Well, what about a non-Debian distribution where this is not provided by default? Let's try Percona Server for MySQL 8 installed on CentOS 7:
mysql> show variables like '%version%comment'; +-----------------+---------------------------------------------------+ | Variable_name | Value | +-----------------+---------------------------------------------------+ | version_comment | Percona Server (GPL), Release 7, Revision 613e312 | +-----------------+---------------------------------------------------+ 1 row in set (0.01 sec) mysql> CREATE USER 'percona'@'localhost' IDENTIFIED WITH auth_socket; ERROR 1524 (HY000): Plugin 'auth_socket' is not loaded
Bummer. What was missing? Plugin not loaded:
mysql> pager grep socket PAGER set to 'grep socket' mysql> show plugins; 47 rows in set (0.00 sec)
Add a plugin to the process:
mysql> nopager PAGER set to stdout mysql> INSTALL PLUGIN auth_socket SONAME 'auth_socket.so'; Query OK, 0 rows affected (0.00 sec) mysql> pager grep socket; show plugins; PAGER set to 'grep socket' | auth_socket | ACTIVE | AUTHENTICATION | auth_socket.so | GPL | 48 rows in set (0.00 sec)
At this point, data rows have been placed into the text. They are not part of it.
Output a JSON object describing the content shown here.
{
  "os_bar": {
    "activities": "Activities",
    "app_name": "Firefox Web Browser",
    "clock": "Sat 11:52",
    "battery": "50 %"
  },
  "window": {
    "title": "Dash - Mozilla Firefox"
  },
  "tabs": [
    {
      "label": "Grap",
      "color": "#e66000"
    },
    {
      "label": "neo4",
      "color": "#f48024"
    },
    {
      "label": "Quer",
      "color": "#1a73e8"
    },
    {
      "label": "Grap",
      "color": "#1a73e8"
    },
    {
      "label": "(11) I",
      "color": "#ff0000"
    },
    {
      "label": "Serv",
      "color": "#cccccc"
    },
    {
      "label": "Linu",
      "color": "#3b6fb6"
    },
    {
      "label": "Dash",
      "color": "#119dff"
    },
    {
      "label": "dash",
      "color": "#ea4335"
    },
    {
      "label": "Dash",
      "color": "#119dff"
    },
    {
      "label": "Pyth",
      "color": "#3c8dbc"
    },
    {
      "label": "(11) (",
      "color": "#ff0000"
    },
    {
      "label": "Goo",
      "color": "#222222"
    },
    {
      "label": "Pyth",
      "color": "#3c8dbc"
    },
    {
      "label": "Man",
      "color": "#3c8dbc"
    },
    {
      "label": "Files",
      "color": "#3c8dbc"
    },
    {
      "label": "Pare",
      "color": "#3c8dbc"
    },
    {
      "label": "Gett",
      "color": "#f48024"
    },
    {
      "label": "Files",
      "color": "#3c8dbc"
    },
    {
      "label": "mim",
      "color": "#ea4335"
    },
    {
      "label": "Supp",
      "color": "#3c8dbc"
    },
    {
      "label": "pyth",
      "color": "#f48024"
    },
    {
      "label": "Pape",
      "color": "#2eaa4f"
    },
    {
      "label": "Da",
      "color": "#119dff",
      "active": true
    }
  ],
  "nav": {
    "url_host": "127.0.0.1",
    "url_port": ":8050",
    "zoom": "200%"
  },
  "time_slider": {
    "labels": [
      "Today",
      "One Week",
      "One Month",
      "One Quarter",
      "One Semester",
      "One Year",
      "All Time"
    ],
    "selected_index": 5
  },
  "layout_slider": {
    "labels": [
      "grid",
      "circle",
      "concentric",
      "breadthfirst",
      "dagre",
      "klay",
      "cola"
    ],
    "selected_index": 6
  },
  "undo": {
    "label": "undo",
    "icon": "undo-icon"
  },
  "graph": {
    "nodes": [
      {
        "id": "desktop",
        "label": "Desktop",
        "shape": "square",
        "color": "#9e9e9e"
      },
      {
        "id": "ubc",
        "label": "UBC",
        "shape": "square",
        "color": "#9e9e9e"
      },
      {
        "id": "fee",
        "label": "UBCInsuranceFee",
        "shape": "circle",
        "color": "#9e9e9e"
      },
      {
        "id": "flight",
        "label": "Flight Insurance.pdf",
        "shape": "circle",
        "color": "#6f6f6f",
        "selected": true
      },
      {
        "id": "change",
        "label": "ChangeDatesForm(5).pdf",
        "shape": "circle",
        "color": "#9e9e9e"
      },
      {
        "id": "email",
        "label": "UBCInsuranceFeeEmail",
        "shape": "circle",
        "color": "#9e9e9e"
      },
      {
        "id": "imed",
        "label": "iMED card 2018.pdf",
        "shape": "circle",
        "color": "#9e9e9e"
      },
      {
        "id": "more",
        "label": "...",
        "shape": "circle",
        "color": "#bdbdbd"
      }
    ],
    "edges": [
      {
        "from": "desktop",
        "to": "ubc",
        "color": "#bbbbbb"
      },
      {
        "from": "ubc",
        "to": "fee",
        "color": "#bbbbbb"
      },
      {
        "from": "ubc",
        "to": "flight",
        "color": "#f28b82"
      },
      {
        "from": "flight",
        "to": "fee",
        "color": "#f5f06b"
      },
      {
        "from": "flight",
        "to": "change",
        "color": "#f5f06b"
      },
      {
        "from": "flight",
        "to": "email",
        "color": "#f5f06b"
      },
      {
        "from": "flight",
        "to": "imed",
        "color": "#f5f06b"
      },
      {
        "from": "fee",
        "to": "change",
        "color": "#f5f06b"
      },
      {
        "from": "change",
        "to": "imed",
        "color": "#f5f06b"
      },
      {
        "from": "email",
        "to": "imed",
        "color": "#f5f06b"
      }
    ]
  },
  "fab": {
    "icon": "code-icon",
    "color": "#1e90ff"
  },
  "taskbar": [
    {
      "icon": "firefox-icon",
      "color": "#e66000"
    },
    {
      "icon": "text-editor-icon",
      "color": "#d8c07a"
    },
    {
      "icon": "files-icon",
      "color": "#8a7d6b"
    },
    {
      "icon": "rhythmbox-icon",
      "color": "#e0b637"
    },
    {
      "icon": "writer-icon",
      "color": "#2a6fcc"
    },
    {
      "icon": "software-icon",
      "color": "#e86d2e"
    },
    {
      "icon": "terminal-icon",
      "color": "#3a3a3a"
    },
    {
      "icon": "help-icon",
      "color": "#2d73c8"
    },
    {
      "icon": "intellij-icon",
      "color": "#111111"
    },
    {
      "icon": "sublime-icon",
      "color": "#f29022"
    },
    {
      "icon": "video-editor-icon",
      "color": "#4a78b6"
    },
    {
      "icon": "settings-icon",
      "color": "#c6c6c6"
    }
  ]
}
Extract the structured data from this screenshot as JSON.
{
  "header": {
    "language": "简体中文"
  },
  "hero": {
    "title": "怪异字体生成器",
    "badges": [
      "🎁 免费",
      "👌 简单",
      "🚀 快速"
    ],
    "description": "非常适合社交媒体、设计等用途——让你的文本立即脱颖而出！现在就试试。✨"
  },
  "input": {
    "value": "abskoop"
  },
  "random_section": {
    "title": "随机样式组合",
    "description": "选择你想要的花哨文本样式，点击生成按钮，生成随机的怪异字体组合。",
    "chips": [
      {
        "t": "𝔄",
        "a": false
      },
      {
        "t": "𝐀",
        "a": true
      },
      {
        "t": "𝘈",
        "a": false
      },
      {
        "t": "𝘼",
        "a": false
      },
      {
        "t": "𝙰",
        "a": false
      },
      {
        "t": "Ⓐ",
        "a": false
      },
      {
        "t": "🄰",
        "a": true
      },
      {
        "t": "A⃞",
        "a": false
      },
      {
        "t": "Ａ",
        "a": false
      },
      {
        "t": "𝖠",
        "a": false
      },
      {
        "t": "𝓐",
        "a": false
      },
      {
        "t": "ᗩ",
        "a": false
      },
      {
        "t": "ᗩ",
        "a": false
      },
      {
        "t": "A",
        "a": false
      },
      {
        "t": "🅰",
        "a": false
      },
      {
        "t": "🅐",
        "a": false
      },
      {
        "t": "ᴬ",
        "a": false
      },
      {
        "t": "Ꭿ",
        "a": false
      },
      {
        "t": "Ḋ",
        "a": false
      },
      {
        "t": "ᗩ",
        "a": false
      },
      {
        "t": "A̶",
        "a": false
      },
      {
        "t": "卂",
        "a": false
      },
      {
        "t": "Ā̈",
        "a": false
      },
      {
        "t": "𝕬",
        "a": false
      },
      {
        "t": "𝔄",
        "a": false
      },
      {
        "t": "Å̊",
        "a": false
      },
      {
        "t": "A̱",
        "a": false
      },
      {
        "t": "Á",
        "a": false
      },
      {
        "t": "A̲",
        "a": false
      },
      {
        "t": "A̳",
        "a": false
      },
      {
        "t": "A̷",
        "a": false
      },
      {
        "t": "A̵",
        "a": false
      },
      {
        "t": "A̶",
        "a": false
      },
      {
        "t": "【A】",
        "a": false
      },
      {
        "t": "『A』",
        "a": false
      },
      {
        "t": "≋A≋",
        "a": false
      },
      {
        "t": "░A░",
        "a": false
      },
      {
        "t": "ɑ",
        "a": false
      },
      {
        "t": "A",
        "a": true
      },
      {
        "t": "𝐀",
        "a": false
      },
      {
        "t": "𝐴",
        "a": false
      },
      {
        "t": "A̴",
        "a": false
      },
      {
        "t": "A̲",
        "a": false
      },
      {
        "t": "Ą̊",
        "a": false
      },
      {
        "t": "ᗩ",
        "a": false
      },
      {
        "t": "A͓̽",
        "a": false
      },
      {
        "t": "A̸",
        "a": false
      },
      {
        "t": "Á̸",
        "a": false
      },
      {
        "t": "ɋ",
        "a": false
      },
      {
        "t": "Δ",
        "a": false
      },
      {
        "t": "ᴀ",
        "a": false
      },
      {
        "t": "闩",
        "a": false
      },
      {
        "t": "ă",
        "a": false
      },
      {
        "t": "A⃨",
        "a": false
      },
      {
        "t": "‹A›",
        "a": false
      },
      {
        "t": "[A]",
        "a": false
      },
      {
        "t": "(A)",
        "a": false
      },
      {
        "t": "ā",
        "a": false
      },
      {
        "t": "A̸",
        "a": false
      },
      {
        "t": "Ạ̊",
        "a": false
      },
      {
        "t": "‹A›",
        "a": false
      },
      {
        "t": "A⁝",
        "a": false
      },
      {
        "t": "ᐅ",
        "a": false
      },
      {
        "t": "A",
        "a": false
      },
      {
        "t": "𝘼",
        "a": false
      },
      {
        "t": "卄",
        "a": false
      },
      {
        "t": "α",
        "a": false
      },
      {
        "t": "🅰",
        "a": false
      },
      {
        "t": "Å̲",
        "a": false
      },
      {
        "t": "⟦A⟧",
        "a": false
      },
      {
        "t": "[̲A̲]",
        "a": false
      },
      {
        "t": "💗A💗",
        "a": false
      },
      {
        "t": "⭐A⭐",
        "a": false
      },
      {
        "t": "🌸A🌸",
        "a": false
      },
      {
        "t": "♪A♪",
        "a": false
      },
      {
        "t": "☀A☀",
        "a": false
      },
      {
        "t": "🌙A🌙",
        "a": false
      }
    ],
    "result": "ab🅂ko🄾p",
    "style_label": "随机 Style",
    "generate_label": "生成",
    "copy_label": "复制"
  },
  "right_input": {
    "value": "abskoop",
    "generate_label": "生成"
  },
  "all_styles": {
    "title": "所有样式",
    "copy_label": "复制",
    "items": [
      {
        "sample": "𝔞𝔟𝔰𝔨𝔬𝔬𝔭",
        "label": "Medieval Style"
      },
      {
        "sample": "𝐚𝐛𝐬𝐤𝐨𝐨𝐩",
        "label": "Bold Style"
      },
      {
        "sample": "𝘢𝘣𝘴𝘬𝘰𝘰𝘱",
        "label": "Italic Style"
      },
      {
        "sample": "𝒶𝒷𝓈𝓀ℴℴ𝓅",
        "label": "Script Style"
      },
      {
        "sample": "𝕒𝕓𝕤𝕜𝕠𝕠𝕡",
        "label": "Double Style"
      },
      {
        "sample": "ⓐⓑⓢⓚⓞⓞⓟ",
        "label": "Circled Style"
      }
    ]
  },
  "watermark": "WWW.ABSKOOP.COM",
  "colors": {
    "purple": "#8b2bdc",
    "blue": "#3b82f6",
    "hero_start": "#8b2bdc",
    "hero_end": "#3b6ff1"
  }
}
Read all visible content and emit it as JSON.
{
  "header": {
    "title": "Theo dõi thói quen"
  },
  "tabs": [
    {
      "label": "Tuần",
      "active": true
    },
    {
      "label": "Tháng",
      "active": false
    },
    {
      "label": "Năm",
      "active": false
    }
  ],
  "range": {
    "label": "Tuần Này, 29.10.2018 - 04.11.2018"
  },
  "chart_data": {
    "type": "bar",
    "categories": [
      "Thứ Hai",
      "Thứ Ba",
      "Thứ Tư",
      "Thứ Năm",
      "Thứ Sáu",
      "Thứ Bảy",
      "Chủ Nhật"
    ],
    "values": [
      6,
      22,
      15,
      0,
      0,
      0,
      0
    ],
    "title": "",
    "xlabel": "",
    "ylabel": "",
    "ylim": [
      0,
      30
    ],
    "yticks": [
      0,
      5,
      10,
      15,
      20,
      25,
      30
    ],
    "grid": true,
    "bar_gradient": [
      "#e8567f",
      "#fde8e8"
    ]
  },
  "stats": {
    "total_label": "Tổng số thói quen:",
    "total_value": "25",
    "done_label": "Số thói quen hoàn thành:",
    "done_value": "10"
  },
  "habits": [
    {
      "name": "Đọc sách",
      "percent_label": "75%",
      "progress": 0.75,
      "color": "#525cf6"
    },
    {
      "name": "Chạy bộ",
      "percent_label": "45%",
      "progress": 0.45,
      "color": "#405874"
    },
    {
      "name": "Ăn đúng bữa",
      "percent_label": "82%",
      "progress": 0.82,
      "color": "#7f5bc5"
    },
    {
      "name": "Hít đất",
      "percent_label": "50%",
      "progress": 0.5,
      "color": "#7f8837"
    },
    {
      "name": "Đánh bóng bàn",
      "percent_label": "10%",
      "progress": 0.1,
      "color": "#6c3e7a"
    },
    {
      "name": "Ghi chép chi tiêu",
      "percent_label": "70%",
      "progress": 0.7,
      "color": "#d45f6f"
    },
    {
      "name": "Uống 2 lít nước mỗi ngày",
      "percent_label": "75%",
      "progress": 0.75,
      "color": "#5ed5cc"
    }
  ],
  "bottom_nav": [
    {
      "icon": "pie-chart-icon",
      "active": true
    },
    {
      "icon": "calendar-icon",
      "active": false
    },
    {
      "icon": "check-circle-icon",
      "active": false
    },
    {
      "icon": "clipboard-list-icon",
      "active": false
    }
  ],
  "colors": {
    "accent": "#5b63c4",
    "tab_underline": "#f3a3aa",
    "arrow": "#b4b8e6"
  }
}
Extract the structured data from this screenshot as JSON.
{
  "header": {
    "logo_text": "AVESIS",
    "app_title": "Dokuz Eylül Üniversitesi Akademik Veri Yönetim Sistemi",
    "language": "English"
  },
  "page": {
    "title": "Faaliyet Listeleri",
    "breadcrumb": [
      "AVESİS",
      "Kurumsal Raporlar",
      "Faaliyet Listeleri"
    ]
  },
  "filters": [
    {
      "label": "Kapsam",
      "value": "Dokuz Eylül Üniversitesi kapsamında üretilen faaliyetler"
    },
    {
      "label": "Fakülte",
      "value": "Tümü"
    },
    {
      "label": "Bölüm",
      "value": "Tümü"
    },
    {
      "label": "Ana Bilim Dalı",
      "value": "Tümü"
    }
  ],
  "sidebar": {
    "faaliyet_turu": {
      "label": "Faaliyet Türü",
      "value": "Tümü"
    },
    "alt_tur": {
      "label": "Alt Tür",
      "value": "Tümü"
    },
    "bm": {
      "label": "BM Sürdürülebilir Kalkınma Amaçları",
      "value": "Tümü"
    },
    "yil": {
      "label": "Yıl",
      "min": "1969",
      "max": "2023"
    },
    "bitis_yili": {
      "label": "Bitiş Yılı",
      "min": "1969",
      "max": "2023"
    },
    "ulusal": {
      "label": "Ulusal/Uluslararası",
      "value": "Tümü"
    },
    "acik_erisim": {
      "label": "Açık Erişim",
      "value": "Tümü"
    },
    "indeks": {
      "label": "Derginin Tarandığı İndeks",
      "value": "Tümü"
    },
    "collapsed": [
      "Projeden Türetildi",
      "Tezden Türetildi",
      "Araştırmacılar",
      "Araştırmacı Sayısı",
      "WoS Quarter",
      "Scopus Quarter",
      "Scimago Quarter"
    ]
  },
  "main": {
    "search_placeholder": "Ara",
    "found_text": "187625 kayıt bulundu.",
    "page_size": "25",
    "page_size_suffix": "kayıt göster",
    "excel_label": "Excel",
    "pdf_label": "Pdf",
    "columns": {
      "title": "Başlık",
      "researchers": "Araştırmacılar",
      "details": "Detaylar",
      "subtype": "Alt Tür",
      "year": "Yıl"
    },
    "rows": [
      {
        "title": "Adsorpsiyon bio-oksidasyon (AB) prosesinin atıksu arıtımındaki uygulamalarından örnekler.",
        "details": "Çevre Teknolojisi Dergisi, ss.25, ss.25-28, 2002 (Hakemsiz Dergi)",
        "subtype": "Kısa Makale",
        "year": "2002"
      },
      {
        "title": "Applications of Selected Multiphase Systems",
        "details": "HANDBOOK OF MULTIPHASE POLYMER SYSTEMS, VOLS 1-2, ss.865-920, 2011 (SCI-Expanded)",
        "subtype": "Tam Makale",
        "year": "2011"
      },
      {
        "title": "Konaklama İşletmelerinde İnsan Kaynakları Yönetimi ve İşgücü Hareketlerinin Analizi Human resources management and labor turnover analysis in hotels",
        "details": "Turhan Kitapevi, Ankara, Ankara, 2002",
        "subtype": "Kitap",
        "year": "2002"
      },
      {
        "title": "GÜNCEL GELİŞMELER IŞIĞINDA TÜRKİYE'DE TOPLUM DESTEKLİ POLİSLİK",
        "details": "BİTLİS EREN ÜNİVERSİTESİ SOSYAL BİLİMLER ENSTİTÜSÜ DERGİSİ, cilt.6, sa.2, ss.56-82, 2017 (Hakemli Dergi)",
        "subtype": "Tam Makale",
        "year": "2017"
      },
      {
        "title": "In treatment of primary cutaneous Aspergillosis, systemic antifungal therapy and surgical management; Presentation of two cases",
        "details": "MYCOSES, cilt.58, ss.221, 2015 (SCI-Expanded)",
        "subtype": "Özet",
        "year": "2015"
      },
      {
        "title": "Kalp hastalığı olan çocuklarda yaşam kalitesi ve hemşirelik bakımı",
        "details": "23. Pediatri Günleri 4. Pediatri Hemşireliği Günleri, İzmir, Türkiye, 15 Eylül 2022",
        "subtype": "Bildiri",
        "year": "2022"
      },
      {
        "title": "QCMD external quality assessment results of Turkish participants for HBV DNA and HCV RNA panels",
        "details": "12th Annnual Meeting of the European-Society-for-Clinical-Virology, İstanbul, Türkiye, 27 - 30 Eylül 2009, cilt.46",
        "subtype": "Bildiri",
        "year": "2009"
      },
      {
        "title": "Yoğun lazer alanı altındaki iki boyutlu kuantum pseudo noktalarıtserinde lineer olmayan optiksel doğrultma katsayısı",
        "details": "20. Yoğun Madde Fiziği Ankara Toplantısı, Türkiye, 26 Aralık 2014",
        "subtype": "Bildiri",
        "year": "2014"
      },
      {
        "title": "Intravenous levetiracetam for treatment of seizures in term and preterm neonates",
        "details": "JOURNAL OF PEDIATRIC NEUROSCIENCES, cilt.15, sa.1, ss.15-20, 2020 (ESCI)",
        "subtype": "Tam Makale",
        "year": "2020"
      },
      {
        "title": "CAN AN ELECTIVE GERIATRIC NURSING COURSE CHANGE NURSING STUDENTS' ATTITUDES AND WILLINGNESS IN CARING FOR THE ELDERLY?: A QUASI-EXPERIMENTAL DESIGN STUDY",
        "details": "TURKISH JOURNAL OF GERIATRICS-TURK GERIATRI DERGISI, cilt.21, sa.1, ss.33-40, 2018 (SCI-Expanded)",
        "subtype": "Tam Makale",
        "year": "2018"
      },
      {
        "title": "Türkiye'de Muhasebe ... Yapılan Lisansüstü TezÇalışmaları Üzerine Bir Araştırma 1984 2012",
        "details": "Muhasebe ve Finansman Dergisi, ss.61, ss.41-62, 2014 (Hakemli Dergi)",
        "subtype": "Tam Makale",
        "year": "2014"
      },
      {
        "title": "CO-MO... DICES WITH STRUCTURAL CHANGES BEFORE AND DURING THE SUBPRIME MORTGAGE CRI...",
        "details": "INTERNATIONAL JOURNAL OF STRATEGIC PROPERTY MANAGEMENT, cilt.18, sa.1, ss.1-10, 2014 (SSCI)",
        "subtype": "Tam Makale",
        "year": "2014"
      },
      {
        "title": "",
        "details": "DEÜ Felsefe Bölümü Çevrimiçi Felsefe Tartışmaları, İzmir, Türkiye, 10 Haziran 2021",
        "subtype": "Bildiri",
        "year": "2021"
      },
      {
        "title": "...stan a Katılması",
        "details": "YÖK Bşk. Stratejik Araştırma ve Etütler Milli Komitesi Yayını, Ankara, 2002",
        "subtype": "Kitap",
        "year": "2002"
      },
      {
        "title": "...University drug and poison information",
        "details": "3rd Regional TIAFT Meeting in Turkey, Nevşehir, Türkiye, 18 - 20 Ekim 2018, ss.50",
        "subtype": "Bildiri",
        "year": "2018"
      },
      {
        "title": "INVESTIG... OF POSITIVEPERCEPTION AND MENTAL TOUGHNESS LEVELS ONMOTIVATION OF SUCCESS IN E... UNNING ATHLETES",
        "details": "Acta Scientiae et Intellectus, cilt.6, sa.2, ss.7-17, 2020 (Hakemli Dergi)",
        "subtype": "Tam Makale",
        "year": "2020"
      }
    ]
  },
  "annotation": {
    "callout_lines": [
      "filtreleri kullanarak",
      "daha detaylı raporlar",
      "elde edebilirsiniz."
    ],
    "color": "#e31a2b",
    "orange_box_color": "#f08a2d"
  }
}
Now we have everything we need. Let's try one more time:
mysql> CREATE USER 'percona'@'localhost' IDENTIFIED WITH auth_socket; Query OK, 0 rows affected (0.01 sec) mysql> GRANT ALL PRIVILEGES ON *.* TO 'percona'@'localhost'; Query OK, 0 rows affected (0.01 sec)
You can now log in using the "percona" login.
[percona@ip-192-168-1-111 ~]$ whoami percona [percona@ip-192-168-1-111 ~]$ mysql -upercona Welcome to the MySQL monitor. Commands end with ; or \g. Your MySQL connection id is 19 Server version: 8.0.16-7 Percona Server (GPL), Release 7, Revision 613e312 Copyright (c) 2009-2019 Percona LLC and/or its affiliates Copyright (c) 2000, 2019, Oracle and/or its affiliates. All rights reserved. Oracle is a registered trademark of Oracle Corporation and/or its affiliates. Other names may be trademarks of their respective owners. Type 'help;' or '\h' for help. Type '\c' to clear the current input statement. mysql> select user, host, plugin, authentication_string from mysql.user where user ='percona'; +---------+-----------+-------------+-----------------------+ | user | host | plugin | authentication_string | +---------+-----------+-------------+-----------------------+ | percona | localhost | auth_socket | | +---------+-----------+-------------+-----------------------+ 1 row in set (0.00 sec)
And it worked again!
Question: will it be possible to log in using the same percona login, but from a different user?
[percona@ip-192-168-1-111 ~]$ logout [root@ip-192-168-1-111 ~]# mysql -upercona ERROR 1698 (28000): Access denied for user 'percona'@'localhost'
No, it wonβt work out.
Output
MySQL is quite flexible in several aspects, one of which is the authentication method. As can be seen from this post, access can be obtained without passwords, based on users of the OS. This can be useful in certain scenarios, and one of them is when you migrate from RDS / Aurora to regular MySQL, using IAM database authentication to still access, but without passwords.